As we burn things (or even breathe in and out) we terrapods release carbon dioxide into the atmosphere. The trees and other green beings with roots in soil appreciate this carbon dioxide, breathe it in and exhale oxygen into the atmosphere.
We like that oxygen. Go to an old forest and simply breathe in and out to appreciate your connection with the plant kingdom. (image by David Tarsi)
By the way, most of what we breathe in is nitrogen. The atmosphere is primarily nitrogen, Plants love nitrogen and the atmosphere is full of it. Terrapods don’t do much with nitrogen except pass it through lungs on a regular basis.
This oxygen - carbon dioxide exchange with the plant kingdom is a pretty good cycle and it has tended to balance itself over geologic time by means that are pretty complex and not completely understood.

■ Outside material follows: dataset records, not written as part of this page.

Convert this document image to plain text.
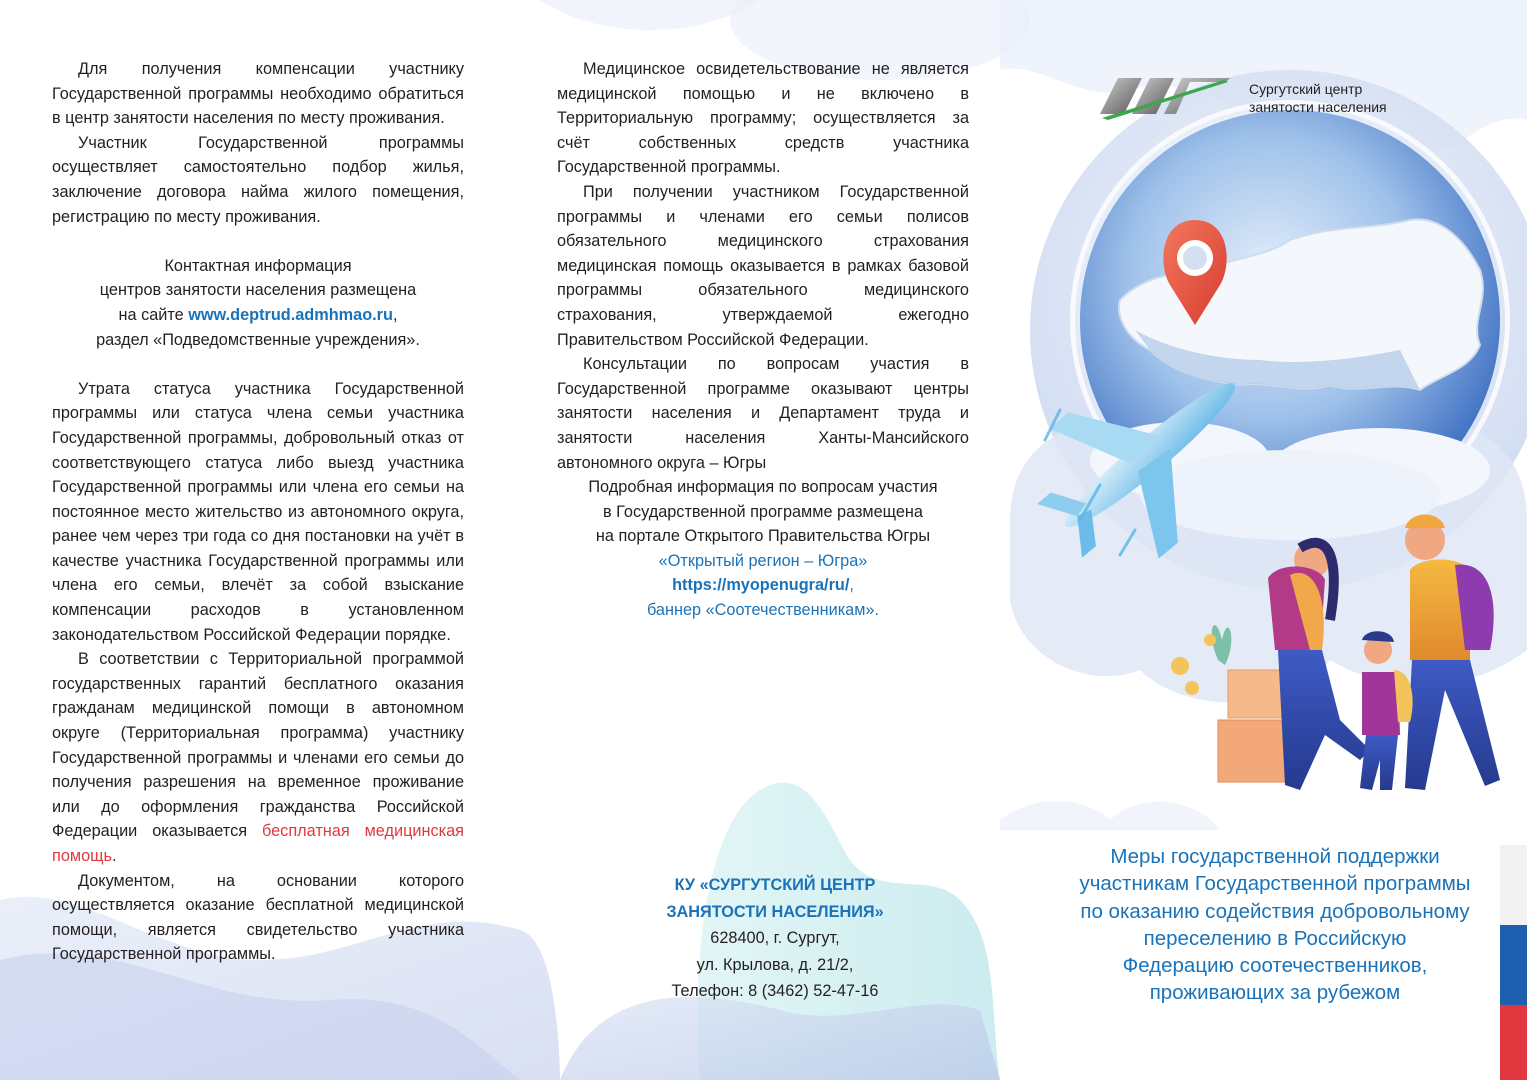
Для получения компенсации участнику Государственной программы необходимо обратиться в центр занятости населения по месту проживания.

Участник Государственной программы осуществляет самостоятельно подбор жилья, заключение договора найма жилого помещения, регистрацию по месту проживания.

Контактная информация

центров занятости населения размещена

на сайте www.deptrud.admhmao.ru,

раздел «Подведомственные учреждения».

Утрата статуса участника Государственной программы или статуса члена семьи участника Государственной программы, добровольный отказ от соответствующего статуса либо выезд участника Государственной программы или члена его семьи на постоянное место жительство из автономного округа, ранее чем через три года со дня постановки на учёт в качестве участника Государственной программы или члена его семьи, влечёт за собой взыскание компенсации расходов в установленном законодательством Российской Федерации порядке.

В соответствии с Территориальной программой государственных гарантий бесплатного оказания гражданам медицинской помощи в автономном округе (Территориальная программа) участнику Государственной программы и членами его семьи до получения разрешения на временное проживание или до оформления гражданства Российской Федерации оказывается бесплатная медицинская помощь.

Документом, на основании которого осуществляется оказание бесплатной медицинской помощи, является свидетельство участника Государственной программы.

Медицинское освидетельствование не является медицинской помощью и не включено в Территориальную программу; осуществляется за счёт собственных средств участника Государственной программы.

При получении участником Государственной программы и членами его семьи полисов обязательного медицинского страхования медицинская помощь оказывается в рамках базовой программы обязательного медицинского страхования, утверждаемой ежегодно Правительством Российской Федерации.

Консультации по вопросам участия в Государственной программе оказывают центры занятости населения и Департамент труда и занятости населения Ханты-Мансийского автономного округа – Югры

Подробная информация по вопросам участия

в Государственной программе размещена

на портале Открытого Правительства Югры

«Открытый регион – Югра»

https://myopenugra/ru/,

баннер «Соотечественникам».

КУ «СУРГУТСКИЙ ЦЕНТР
ЗАНЯТОСТИ НАСЕЛЕНИЯ»
628400, г. Сургут,
ул. Крылова, д. 21/2,
Телефон: 8 (3462) 52-47-16
Сургутский центр
занятости населения
Меры государственной поддержки
участникам Государственной программы
по оказанию содействия добровольному
переселению в Российскую
Федерацию соотечественников,
проживающих за рубежом
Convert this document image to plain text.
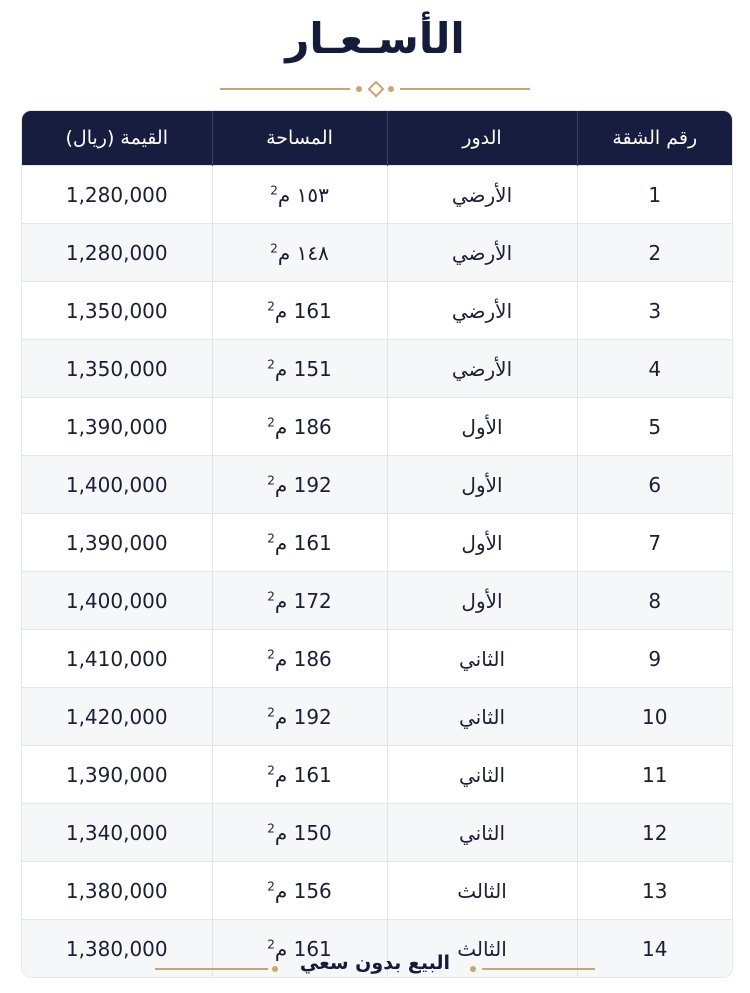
الأسـعـار
رقم الشقة	الدور	المساحة	القيمة (ريال)
1	الأرضي	١٥٣ م$^2$	1,280,000
2	الأرضي	١٤٨ م$^2$	1,280,000
3	الأرضي	161 م$^2$	1,350,000
4	الأرضي	151 م$^2$	1,350,000
5	الأول	186 م$^2$	1,390,000
6	الأول	192 م$^2$	1,400,000
7	الأول	161 م$^2$	1,390,000
8	الأول	172 م$^2$	1,400,000
9	الثاني	186 م$^2$	1,410,000
10	الثاني	192 م$^2$	1,420,000
11	الثاني	161 م$^2$	1,390,000
12	الثاني	150 م$^2$	1,340,000
13	الثالث	156 م$^2$	1,380,000
14	الثالث	161 م$^2$	1,380,000
البيع بدون سعي
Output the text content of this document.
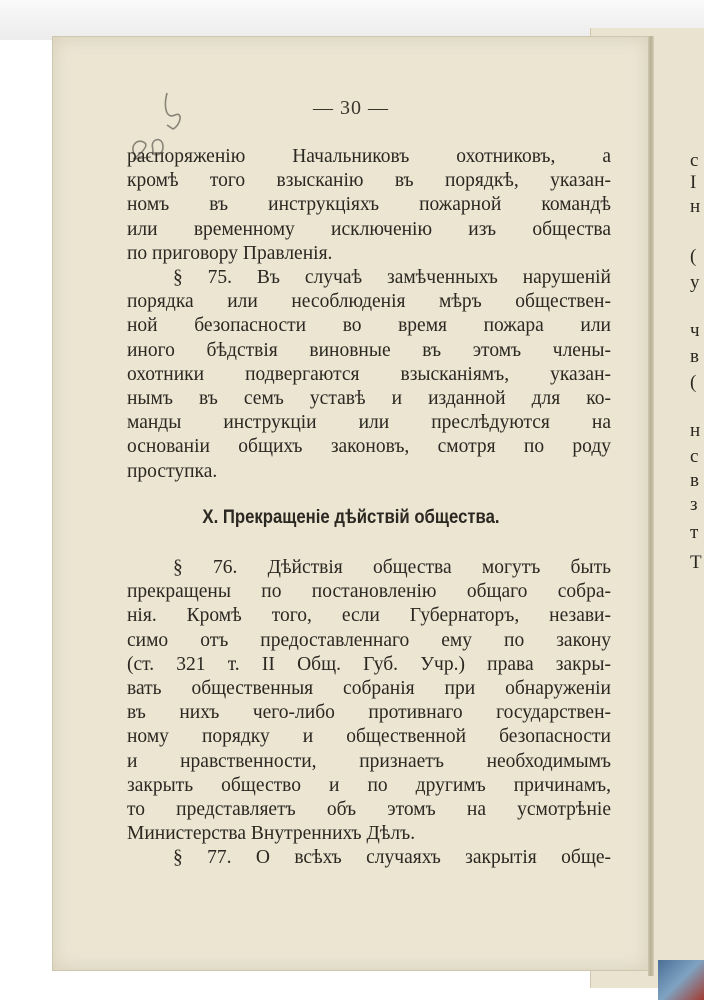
— 30 —
распоряженію Начальниковъ охотниковъ, а
кромѣ того взысканію въ порядкѣ, указан-
номъ въ инструкціяхъ пожарной командѣ
или временному исключенію изъ общества
по приговору Правленія.
§ 75. Въ случаѣ замѣченныхъ нарушеній
порядка или несоблюденія мѣръ обществен-
ной безопасности во время пожара или
иного бѣдствія виновные въ этомъ члены-
охотники подвергаются взысканіямъ, указан-
нымъ въ семъ уставѣ и изданной для ко-
манды инструкціи или преслѣдуются на
основаніи общихъ законовъ, смотря по роду
проступка.
X. Прекращеніе дѣйствій общества.
§ 76. Дѣйствія общества могутъ быть
прекращены по постановленію общаго собра-
нія. Кромѣ того, если Губернаторъ, незави-
симо отъ предоставленнаго ему по закону
(ст. 321 т. II Общ. Губ. Учр.) права закры-
вать общественныя собранія при обнаруженіи
въ нихъ чего-либо противнаго государствен-
ному порядку и общественной безопасности
и нравственности, признаетъ необходимымъ
закрыть общество и по другимъ причинамъ,
то представляетъ объ этомъ на усмотрѣніе
Министерства Внутреннихъ Дѣлъ.
§ 77. О всѣхъ случаяхъ закрытія обще-
с
I
н
(
у
ч
в
(
н
с
в
з
т
Т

Homo Industrialus, the 6 billion human beings on the planet today, are clearly sending this system out of balance right now. There really is no question that the number of human beings with their current living habits are loading the atmosphere with carbon dioxide.
One of the ways that our biosphere responds to higher level of carbon dioxide in the atmosphere is for the oceans to simply absorb a higher level of carbon dioxide. The oceans are really big and it is simply stunning that carbon dioxide absorption by the oceans could change the oceans, but that is the case.
As we “firemen” have burned everything imaginable for power, warmth, and nutrition we have loaded the atmosphere with so much carbon dioxide that we are changing the acidity of the planet’s oceans. The ocean absorption of carbon dioxide has raised the acidity of the oceans and that has profound consequences for all the sea life that works with shells. The “shell” life in the ocean is dissolved by more acidic oceans. We are talking about knocking out a significant portion of sea life with consequences that we cannot foresee.